Ein Angebot des medienhaus nord
Ein Artikel der Redaktion

Wittenberger Kulturbetrieb nimmt Geld in die Hand Badewelt: Lift wird doch repariert

Von baha | 16.02.2014, 08:00 Uhr

Seniorenbeirat regt außerdem mobile Treppe zum Beckeneinstieg an. Kultur- und Tourismusbetrieb skeptisch.

Nach der kategorischen Absage im vergangenen Jahr soll nun 2014 doch der Lift in der Schwimmhalle repariert werden. Der Kultur-, Sport- und Tourismusbetrieb, in dessen Verantwortungsbereich die Prignitzer Badewelt gehört, hat für die Instandsetzung 20 000 Euro in seinem Haushalt eingeplant. „Wir haben die feste Absicht, den Lift reparieren zu lassen, hängen aber mit am Haushalt der Stadt und sind damit auf dessen Genehmigung angewiesen“, sagt Hans-Jürgen Döllefeld auf die Frage, wie schnell das Vorhaben in Angriff genommen werden kann.

Genau ein Jahr ist es her, da hat der „Prignitzer“ nach Hinweisen mehrerer Leser zu dem defekten Lift in der Prignitzer Badewelt recherchiert. Dieser Aufzug führt in das erste Obergeschoss. Dort befinden sich eine Physiotherapiepraxis und der Zugang zur großzügigen Saunalandschaft. Menschen mit Handicap fällt der Weg dort hinauf logischerweise leichter, wenn sie nicht die Treppen erklimmen müssen. Allerdings, das sagte bereits im vergangenen Jahr Badleiter Christian Maasch, sei der Lift, als er noch in Betrieb war, relativ wenig benutzt worden. Seit rund drei Jahren bewegt sich der Lift aber nun gar nicht mehr. „Im Interesse der behinderten Gäste in unserer Einrichtung nehmen wir das Geld für die Reparatur in die Hand“, sagt Döllefeld.


Der Aufwand ist sehr groß

Deutlich ungünstiger sind die Prognosen in Sachen zusätzliche Treppe.

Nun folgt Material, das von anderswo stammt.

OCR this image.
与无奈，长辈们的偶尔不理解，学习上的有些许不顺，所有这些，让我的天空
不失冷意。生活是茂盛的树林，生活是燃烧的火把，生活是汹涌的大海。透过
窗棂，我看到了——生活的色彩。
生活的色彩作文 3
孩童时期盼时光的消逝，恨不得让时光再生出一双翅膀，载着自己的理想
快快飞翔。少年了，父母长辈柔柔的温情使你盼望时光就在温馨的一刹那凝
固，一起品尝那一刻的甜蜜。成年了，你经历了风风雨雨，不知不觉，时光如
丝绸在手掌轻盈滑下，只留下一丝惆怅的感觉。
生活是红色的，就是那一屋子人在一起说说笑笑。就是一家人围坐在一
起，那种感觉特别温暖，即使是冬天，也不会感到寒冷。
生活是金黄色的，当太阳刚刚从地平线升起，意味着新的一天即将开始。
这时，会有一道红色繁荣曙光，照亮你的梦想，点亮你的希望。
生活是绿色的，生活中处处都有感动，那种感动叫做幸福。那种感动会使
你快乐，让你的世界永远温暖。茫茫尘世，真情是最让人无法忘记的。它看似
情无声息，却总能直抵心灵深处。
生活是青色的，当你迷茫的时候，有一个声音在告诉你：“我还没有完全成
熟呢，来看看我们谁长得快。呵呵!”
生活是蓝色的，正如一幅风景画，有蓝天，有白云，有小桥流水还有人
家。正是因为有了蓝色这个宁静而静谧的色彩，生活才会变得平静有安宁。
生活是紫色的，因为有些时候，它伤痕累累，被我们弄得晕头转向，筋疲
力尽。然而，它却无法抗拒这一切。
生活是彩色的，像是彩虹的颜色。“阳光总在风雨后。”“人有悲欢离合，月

Der Seniorenbeirat der Stadt hat jetzt an den Bau- und Wirtschaftsausschuss die Anregung herangetragen, für die Schwimmhalle eine mobile Treppe anzuschaffen. Mit solch einer Treppe hätten Menschen mit Handicap einen leichteren Zugang zu den Becken, argumentiert der Beirat, wohl wissend, dass die Schwimmhalle einen Behindertenlift für das Sportbecken vorhält. Aber nicht jeder Bürger möge sich diesem Lift anvertrauen, heißt es. Eine mobile Treppe täte es auch. Der Bauausschuss leitete die Anregung an den KSTW und den zuständigen Werkausschuss weiter. Der KSTW-Chef hat recherchiert. „Wenn für den Aufbau einer solchen zeitweisen Treppe zwei Mitarbeiter benötigt werden und die Montage, die an bestimmte Sicherheitsbedingungen geknüpft ist, 20 Minuten dauert, scheint mir das für die Schwimmhalle unpraktikabel“, schätzt Döllefeld ein. Zumal jeweils ein Beckenteil gesperrt werden müsste. Döllefeld verweist auf den Behindertenlift, mit dem ein gefahrloser Zugang in das große, also das Sportbecken möglich ist.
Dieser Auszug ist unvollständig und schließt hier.